Back Updated: 2025-10-20 Statistical Simulation, Wei Li

Markov Chain

Consider a sequence of random variables \(\{ X^{(n)}: n=0, 1, \ldots, \}\), each \(X^{(n)} \in S\) (state space). We mainly discuss M.C in a discrete state space here, say, \(S = \{1,2, \cdots, K\}\).

Definition: A Markov Chain is a sequence of random variables \(X^{(n)}\) such that \[\begin{align*} &P(X^{(n)}\in A_n | X^{(n-1)}\in A_{n-1},\cdots, X^{(0)}\in A_0)= P(X^{(n)}\in A_n | X^{(n-1)}\in A_{n-1}). \end{align*}\] That is the probability distribution of \(X^{(n)}\) given the past variables depends only on \(X^{(n-1)}\). This is called first-order Markov Chain.
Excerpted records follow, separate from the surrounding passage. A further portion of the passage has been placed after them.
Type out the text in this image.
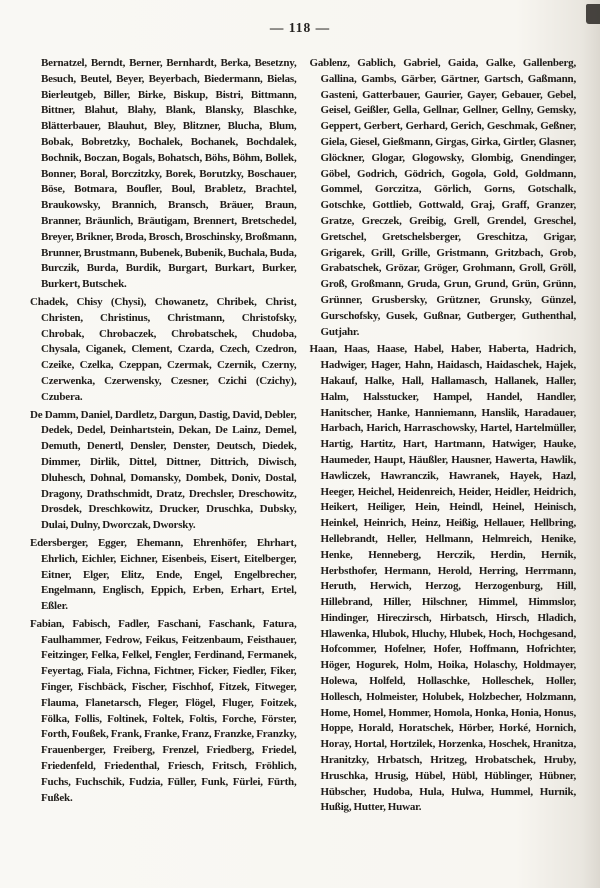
— 118 —

Bernatzel, Berndt, Berner, Bernhardt, Berka, Besetzny, Besuch, Beutel, Beyer, Beyerbach, Biedermann, Bielas, Bierleutgeb, Biller, Birke, Biskup, Bistri, Bittmann, Bittner, Blahut, Blahy, Blank, Blansky, Blaschke, Blätterbauer, Blauhut, Bley, Blitzner, Blucha, Blum, Bobak, Bobretzky, Bochalek, Bochanek, Bochdalek, Bochnik, Boczan, Bogals, Bohatsch, Böhs, Böhm, Bollek, Bonner, Boral, Borczitzky, Borek, Borutzky, Boschauer, Böse, Botmara, Boufler, Boul, Brabletz, Brachtel, Braukowsky, Brannich, Bransch, Bräuer, Braun, Branner, Bräunlich, Bräutigam, Brennert, Bretschedel, Breyer, Brikner, Broda, Brosch, Broschinsky, Broßmann, Brunner, Brustmann, Bubenek, Bubenik, Buchala, Buda, Burczik, Burda, Burdik, Burgart, Burkart, Burker, Burkert, Butschek.

Chadek, Chisy (Chysi), Chowanetz, Chribek, Christ, Christen, Christinus, Christmann, Christofsky, Chrobak, Chrobaczek, Chrobatschek, Chudoba, Chysala, Ciganek, Clement, Czarda, Czech, Czedron, Czeike, Czelka, Czeppan, Czermak, Czernik, Czerny, Czerwenka, Czerwensky, Czesner, Czichi (Czichy), Czubera.

De Damm, Daniel, Dardletz, Dargun, Dastig, David, Debler, Dedek, Dedel, Deinhartstein, Dekan, De Lainz, Demel, Demuth, Denertl, Densler, Denster, Deutsch, Diedek, Dimmer, Dirlik, Dittel, Dittner, Dittrich, Diwisch, Dluhesch, Dohnal, Domansky, Dombek, Doniv, Dostal, Dragony, Drathschmidt, Dratz, Drechsler, Dreschowitz, Drosdek, Dreschkowitz, Drucker, Druschka, Dubsky, Dulai, Dulny, Dworczak, Dworsky.

Edersberger, Egger, Ehemann, Ehrenhöfer, Ehrhart, Ehrlich, Eichler, Eichner, Eisenbeis, Eisert, Eitelberger, Eitner, Elger, Elitz, Ende, Engel, Engelbrecher, Engelmann, Englisch, Eppich, Erben, Erhart, Ertel, Eßler.

Fabian, Fabisch, Fadler, Faschani, Faschank, Fatura, Faulhammer, Fedrow, Feikus, Feitzenbaum, Feisthauer, Feitzinger, Felka, Felkel, Fengler, Ferdinand, Fermanek, Feyertag, Fiala, Fichna, Fichtner, Ficker, Fiedler, Fiker, Finger, Fischbäck, Fischer, Fischhof, Fitzek, Fitweger, Flauma, Flanetarsch, Fleger, Flögel, Fluger, Foitzek, Fölka, Follis, Foltinek, Foltek, Foltis, Forche, Förster, Forth, Foußek, Frank, Franke, Franz, Franzke, Franzky, Frauenberger, Freiberg, Frenzel, Friedberg, Friedel, Friedenfeld, Friedenthal, Friesch, Fritsch, Fröhlich, Fuchs, Fuchschik, Fudzia, Füller, Funk, Fürlei, Fürth, Fußek.

Gablenz, Gablich, Gabriel, Gaida, Galke, Gallenberg, Gallina, Gambs, Gärber, Gärtner, Gartsch, Gaßmann, Gasteni, Gatterbauer, Gaurier, Gayer, Gebauer, Gebel, Geisel, Geißler, Gella, Gellnar, Gellner, Gellny, Gemsky, Geppert, Gerbert, Gerhard, Gerich, Geschmak, Geßner, Giela, Giesel, Gießmann, Girgas, Girka, Girtler, Glasner, Glöckner, Glogar, Glogowsky, Glombig, Gnendinger, Göbel, Godrich, Gödrich, Gogola, Gold, Goldmann, Gommel, Gorczitza, Görlich, Gorns, Gotschalk, Gotschke, Gottlieb, Gottwald, Graj, Graff, Granzer, Gratze, Greczek, Greibig, Grell, Grendel, Greschel, Gretschel, Gretschelsberger, Greschitza, Grigar, Grigarek, Grill, Grille, Gristmann, Gritzbach, Grob, Grabatschek, Grözar, Gröger, Grohmann, Groll, Gröll, Groß, Großmann, Gruda, Grun, Grund, Grün, Grünn, Grünner, Grusbersky, Grützner, Grunsky, Günzel, Gurschofsky, Gusek, Gußnar, Gutberger, Guthenthal, Gutjahr.

Haan, Haas, Haase, Habel, Haber, Haberta, Hadrich, Hadwiger, Hager, Hahn, Haidasch, Haidaschek, Hajek, Hakauf, Halke, Hall, Hallamasch, Hallanek, Haller, Halm, Halsstucker, Hampel, Handel, Handler, Hanitscher, Hanke, Hanniemann, Hanslik, Haradauer, Harbach, Harich, Harraschowsky, Hartel, Hartelmüller, Hartig, Hartitz, Hart, Hartmann, Hatwiger, Hauke, Haumeder, Haupt, Häußler, Hausner, Hawerta, Hawlik, Hawliczek, Hawranczik, Hawranek, Hayek, Hazl, Heeger, Heichel, Heidenreich, Heider, Heidler, Heidrich, Heikert, Heiliger, Hein, Heindl, Heinel, Heinisch, Heinkel, Heinrich, Heinz, Heißig, Hellauer, Hellbring, Hellebrandt, Heller, Hellmann, Helmreich, Henike, Henke, Henneberg, Herczik, Herdin, Hernik, Herbsthofer, Hermann, Herold, Herring, Herrmann, Heruth, Herwich, Herzog, Herzogenburg, Hill, Hillebrand, Hiller, Hilschner, Himmel, Himmslor, Hindinger, Hireczirsch, Hirbatsch, Hirsch, Hladich, Hlawenka, Hlubok, Hluchy, Hlubek, Hoch, Hochgesand, Hofcommer, Hofelner, Hofer, Hoffmann, Hofrichter, Höger, Hogurek, Holm, Hoika, Holaschy, Holdmayer, Holewa, Holfeld, Hollaschke, Holleschek, Holler, Hollesch, Holmeister, Holubek, Holzbecher, Holzmann, Home, Homel, Hommer, Homola, Honka, Honia, Honus, Hoppe, Horald, Horatschek, Hörber, Horké, Hornich, Horay, Hortal, Hortzilek, Horzenka, Hoschek, Hranitza, Hranitzky, Hrbatsch, Hritzeg, Hrobatschek, Hruby, Hruschka, Hrusig, Hübel, Hübl, Hüblinger, Hübner, Hübscher, Hudoba, Hula, Hulwa, Hummel, Hurnik, Hußig, Hutter, Huwar.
Define the one-step transition kernel \[p^{[ n-1,n ]}_{ij} := P(X^{(n)}=j| X^{(n-1)}=i) \qquad \text{transition kernel}.\] We’ll restrict ourselves to the time-invariant M.C.,that is, \(p^{[n-1, n]}_{ij}\) does not depend on the time reference point, but only depend on how far apart the two time points are. So we write \(p_{ij}^{[1]}:=p^{[n, n+1]}_{ij}=p^{[n-1, n]}_{ij}=\cdots=p^{[0, 1]}_{ij}\) etc.

one-step transition kernel

\[p_{ij} \geq 0, \ \forall i=1,\cdots, K; \ \sum_{j=1}^K p_{ij} = 1.\]

m-step transition kernel

Let’s consider some state distribution (occupation prob dist):

Time 0: \[\alpha^{(0)} = (\alpha_1^{(0)}, \cdots,\alpha_K^{(0)}), \text{ where } \ P(X^{(0)}=i)=\alpha_i^{(0)}.\]

Time 1: \[\alpha^{(1)} = (\alpha_1^{(1)}, \cdots,\alpha_K^{(1)})= \alpha^{(0)}P.\] One can show that the state distribution at time \(m\) is given by \(\alpha^{(m)}=\alpha^{(0)}P^m\). By definition, \(\alpha^{(m)}=\alpha^{(0)} P^{[m]}\).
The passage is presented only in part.